The U.S. hit the debt ceiling
The U.S. Debt Ceiling is an essential fiscal tool that has been around for a while; however, it has recently become a source of much debate and discussion.
The debt ceiling is the legal limit to which the U.S. government can borrow money from the public. It has become a significant issue for Congress and the President as the U.S. borrows more money than it can pay back. This article will discuss the history and current state of the U.S. Debt Ceiling and how it impacts the U.S. economy. We will also look at some of the proposed solutions for the debt ceiling and the implications for the U.S. economy.
The U.S. hit the debt ceiling on Thursday, forcing the Treasury Department to take exceptional measures to continue delivering the state’s bills.
Secretary Janet Yellen informed Congress that the Treasury Department has begun to take “extraordinary measures” to keep the United States from breaching the debt ceiling. The statutory cap, currently set at $31.4 trillion, on how much the nation can borrow to pay its bills to “meet its existing legal obligations” approved by past legislation can only be raised by Congress.
What is the debt ceiling?
Established by Congress, the debt ceiling is the maximum amount the federal government can borrow to finance obligations lawmakers and presidents have already approved – since the government runs budget deficits and the revenue it collects is insufficient. Increasing the cap does not authorize new spending commitments.

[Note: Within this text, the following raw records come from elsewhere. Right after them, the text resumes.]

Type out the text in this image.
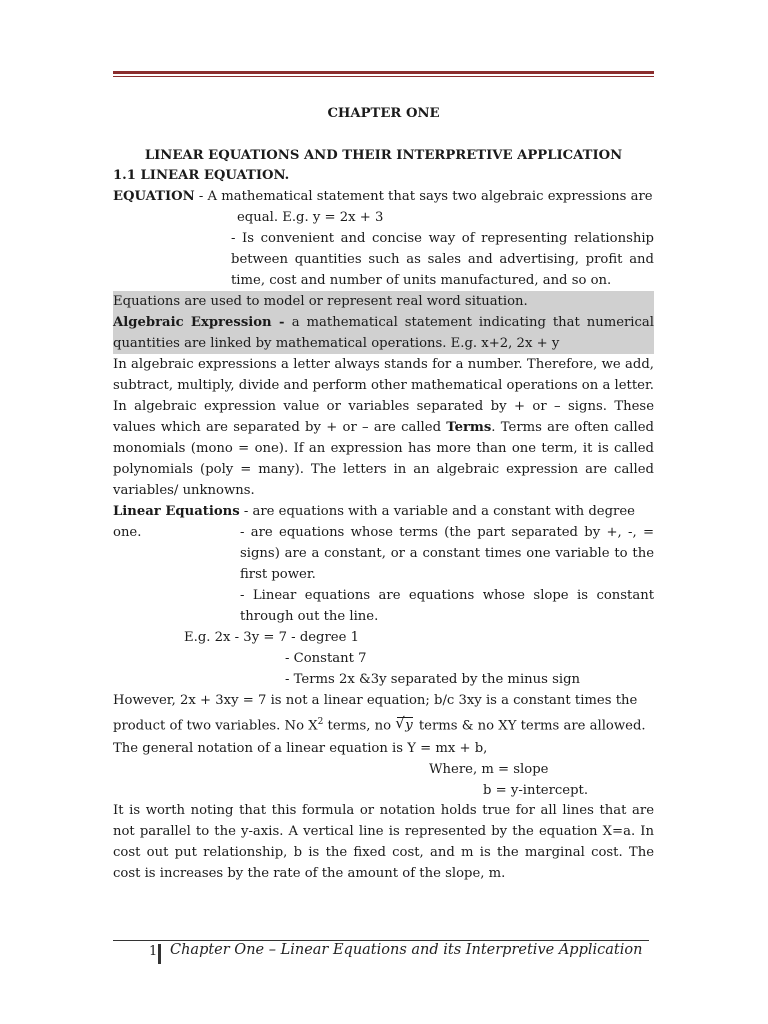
CHAPTER ONE
LINEAR EQUATIONS AND THEIR INTERPRETIVE APPLICATION
1.1 LINEAR EQUATION.
EQUATION - A mathematical statement that says two algebraic expressions are
equal. E.g. y = 2x + 3
- Is convenient and concise way of representing relationship between quantities such as sales and advertising, profit and time, cost and number of units manufactured, and so on.
Equations are used to model or represent real word situation.
Algebraic Expression - a mathematical statement indicating that numerical quantities are linked by mathematical operations. E.g. x+2, 2x + y
In algebraic expressions a letter always stands for a number. Therefore, we add, subtract, multiply, divide and perform other mathematical operations on a letter. In algebraic expression value or variables separated by + or – signs. These values which are separated by + or – are called Terms. Terms are often called monomials (mono = one). If an expression has more than one term, it is called polynomials (poly = many). The letters in an algebraic expression are called variables/ unknowns.
Linear Equations - are equations with a variable and a constant with degree one.	- are equations whose terms (the part separated by +, -, = signs) are a constant, or a constant times one variable to the first power.
- Linear equations are equations whose slope is constant through out the line.
E.g. 2x - 3y = 7 - degree 1
- Constant 7
- Terms 2x &3y separated by the minus sign
However, 2x + 3xy = 7 is not a linear equation; b/c 3xy is a constant times the
product of two variables. No $X^2$ terms, no √ y terms & no XY terms are allowed.
The general notation of a linear equation is Y = mx + b,
Where, m = slope
b = y-intercept.
It is worth noting that this formula or notation holds true for all lines that are not parallel to the y-axis. A vertical line is represented by the equation X=a. In cost out put relationship, b is the fixed cost, and m is the marginal cost. The cost is increases by the rate of the amount of the slope, m.
1 Chapter One – Linear Equations and its Interpretive Application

The debt ceiling, which currently stands at $31.4 trillion, was created more than a century ago and has been modified more than 100 times since World War II.
Where does the debt ceiling stand now?
The debt ceiling is currently in political limbo, with the Biden administration and Republicans in the House of Representatives at an impasse. Republicans have clarified that they will not agree to raise the limit unless the Biden administration agrees to spend cuts. In the meantime, Treasury Secretary Janet Yellen and her team are trying to find ways to keep the debt ceiling from becoming a crisis. This includes suspending new investments in the Civil Service Retirement and Disability Fund and the Postal Service Retiree Health Benefits Fund. In doing so, they aim to keep the debt ceiling from becoming a major issue.
What could happen as the U.S. approaches a default?
As the U.S. approaches a possible default, the risks to the global economy are increasing. The U.S. has never defaulted on its debt, but a default could have serious repercussions in the markets.
If the U.S. defaults, investors would likely face market volatility, including sharp declines in stocks and companies that rely heavily on the government. This could be similar to the 2011 debt ceiling crisis, when the U.S. received a downgrade in its credit rating and stocks sold off sharply.
“It seems to take visceral market volatility to force politicians to the table,” says Ross Mayfield, an investment strategy analyst at Baird Private Wealth Management.
In any case, it’s important to remember that the U.S. will likely take steps to avoid a default, but it’s wise to be prepared for potential market turbulence in the event of a default.
What are extraordinary measures?
Extraordinary measures are behind-the-scenes accounting maneuvers taken by Treasury Secretaries to prevent a default on the federal debt. Congress has authorized Secretaries from both Democratic and Republican administrations to take such measures to give lawmakers more time to increase or suspend the debt limit. For this situation, the Secretary of the Treasury Janet Yellen has proposed selling existing investments and suspending reinvestments of the Civil Service Retirement and Disability Fund and the Postal Service Retiree Health Benefits Fund. Additionally, she is suspending the reinvestment of a government securities fund of the Federal Employees Retirement System Thrift Savings Plan.
These funds are invested in special-issue Treasury securities, which count against the debt limit. Yellen’s actions would reduce the amount of outstanding debt subject to the limit and temporarily provide the agency with additional capacity to continue financing the federal government’s operations.
Will Congress raise the debt ceiling?
Recent events in the House of Representatives have raised uncertainty about whether the newly elected Speaker of the House, Kevin McCarthy, will be able to successfully negotiate a deal between hardline Republicans and Democrats. Republicans have suggested using the debt ceiling crisis as leverage to cut down government spending and balance the US budget, while Democrats have advocated for a clean debt ceiling increase without any conditions attached.
The White House has reiterated that it will not make any concessions on raising the debt ceiling and will not enter into negotiations. To ensure the government can pay its bills, House Republicans are preparing contingency plans that would instruct the Treasury Department to prioritize payments if Congress fails to agree on how to raise the debt ceiling.
The likelihood of Congress raising the debt ceiling is uncertain. However, it is clear that Congress must come to a resolution to ensure the government can pay its bills and prevent a potential default.
How is the debt ceiling crisis different from a federal government shutdown?
The federal government shutdown and the debt ceiling crisis are distinctly different, yet often confused. While a government shutdown occurs when Congress fails to pass a federal funding bill, a debt ceiling crisis is triggered when Congress does not approve legislation to increase the nation’s borrowing limit. Last month, Congress passed a $1.7 trillion federal spending bill, thus averting a potential government shutdown and ensuring federal employees will receive their paychecks. The legislation will ensure government operations continue until the end of the fiscal year on September 30.